There are two carotid arteries, one on either side of the body. Both arise initially in the form of a common carotid artery which then splits into the external and internal carotids. People can feel their pulse in this artery by palpating the neck, a technique that is commonly taught to people like exercisers who want to monitor their heart rate while they work out. Medical providers can also find the carotid and use it as a quick point of reference during patient assessment.
If a patient's carotid is severed, he or she can bleed out in a matter of minutes. Likewise, internal injuries that rupture the carotid can cause a very high volume of internal bleeding and put a patient at serious risk. If the patient can be treated and recovers, there may be brain damage as a result of the temporary deprivation of oxygen to the brain.

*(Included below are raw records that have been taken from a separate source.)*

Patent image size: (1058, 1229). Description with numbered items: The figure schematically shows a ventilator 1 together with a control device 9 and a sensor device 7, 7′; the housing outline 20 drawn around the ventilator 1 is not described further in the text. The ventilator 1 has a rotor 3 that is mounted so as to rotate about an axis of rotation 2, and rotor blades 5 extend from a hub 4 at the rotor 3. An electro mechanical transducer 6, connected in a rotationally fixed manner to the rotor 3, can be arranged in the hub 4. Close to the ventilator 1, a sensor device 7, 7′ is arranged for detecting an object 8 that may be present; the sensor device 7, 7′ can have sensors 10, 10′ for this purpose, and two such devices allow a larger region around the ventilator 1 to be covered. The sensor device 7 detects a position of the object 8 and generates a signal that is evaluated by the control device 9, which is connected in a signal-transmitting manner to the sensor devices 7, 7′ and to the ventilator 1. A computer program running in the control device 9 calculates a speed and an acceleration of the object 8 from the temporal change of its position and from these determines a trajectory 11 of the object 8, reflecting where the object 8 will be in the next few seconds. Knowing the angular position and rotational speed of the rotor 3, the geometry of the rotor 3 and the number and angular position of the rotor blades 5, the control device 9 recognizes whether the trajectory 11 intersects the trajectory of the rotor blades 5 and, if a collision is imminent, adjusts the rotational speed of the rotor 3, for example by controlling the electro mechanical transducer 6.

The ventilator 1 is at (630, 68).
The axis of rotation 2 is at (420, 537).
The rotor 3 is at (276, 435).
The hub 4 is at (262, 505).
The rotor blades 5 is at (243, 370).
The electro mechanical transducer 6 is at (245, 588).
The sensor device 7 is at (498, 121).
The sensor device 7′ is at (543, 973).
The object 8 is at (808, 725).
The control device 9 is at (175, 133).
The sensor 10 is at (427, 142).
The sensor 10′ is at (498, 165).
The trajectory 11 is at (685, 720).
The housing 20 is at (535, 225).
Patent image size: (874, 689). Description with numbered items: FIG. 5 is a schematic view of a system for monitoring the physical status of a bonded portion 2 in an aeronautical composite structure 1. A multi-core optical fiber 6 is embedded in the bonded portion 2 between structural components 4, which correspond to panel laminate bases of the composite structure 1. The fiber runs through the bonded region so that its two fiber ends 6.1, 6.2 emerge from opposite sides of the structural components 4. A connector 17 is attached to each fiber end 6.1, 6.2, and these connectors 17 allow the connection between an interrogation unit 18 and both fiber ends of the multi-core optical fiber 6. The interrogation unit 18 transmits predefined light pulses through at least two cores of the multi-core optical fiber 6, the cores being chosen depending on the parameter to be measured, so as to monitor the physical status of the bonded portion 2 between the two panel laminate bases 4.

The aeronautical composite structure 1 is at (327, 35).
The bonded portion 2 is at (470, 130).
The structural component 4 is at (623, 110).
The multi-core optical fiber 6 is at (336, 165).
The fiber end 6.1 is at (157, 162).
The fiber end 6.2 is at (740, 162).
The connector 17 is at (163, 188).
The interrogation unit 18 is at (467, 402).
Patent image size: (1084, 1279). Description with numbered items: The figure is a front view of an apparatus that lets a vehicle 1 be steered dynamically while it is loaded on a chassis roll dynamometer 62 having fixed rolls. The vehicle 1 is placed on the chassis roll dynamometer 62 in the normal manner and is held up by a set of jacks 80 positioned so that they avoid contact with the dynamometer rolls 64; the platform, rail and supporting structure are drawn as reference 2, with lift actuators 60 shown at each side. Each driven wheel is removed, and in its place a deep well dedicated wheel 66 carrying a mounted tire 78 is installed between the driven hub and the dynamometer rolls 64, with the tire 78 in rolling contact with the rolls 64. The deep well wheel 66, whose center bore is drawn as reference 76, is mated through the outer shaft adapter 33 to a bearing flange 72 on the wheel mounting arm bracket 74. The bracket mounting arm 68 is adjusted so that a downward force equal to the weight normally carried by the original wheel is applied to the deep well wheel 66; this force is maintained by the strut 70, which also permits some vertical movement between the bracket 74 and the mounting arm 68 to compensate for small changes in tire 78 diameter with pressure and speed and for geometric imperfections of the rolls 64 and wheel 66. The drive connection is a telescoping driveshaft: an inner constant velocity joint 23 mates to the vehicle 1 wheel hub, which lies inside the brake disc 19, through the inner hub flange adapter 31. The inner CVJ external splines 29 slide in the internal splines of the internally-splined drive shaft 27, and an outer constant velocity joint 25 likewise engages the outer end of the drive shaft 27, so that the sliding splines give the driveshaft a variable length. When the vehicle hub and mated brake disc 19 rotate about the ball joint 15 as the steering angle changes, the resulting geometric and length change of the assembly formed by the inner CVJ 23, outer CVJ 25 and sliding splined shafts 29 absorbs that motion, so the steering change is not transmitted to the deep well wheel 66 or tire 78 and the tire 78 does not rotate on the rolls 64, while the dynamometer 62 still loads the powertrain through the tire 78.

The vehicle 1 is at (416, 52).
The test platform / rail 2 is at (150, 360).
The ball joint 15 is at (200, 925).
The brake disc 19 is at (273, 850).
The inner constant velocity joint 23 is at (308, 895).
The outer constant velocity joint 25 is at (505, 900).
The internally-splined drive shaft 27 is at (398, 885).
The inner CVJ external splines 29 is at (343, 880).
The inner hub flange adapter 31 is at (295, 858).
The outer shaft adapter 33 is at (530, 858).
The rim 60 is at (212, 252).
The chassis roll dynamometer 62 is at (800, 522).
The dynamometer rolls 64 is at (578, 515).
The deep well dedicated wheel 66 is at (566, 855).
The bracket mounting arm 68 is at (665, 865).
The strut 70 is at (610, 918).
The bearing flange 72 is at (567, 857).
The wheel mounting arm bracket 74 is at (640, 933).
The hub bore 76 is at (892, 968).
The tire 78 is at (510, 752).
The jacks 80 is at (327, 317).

Several medical issues can involve the carotid artery. In atherosclerosis, plaques of material build up on the inside of the artery walls. This can be dangerous because it narrows the width of the artery in a process known as stenosis. The artery can also harden and the walls may be at risk of rupturing. Stenosis limits the amount of blood that can pass by and may lead to conditions like strokes as a result. In addition, plaques or blood clots can break off, enter the brain, and cause a stroke.
Problems with the artery are sometimes identified during physical examinations. Medical imaging studies can be used to trace the path of the artery and look for stenosis, aneurysm, and other problems. Surgical procedures are available for emergencies and some conditions can be managed with medication or lifestyle changes. Surgeries include the insertion of stents to keep the artery open, along with open surgeries where the artery is opened to allow a surgeon to remove a buildup of plaque and other materials.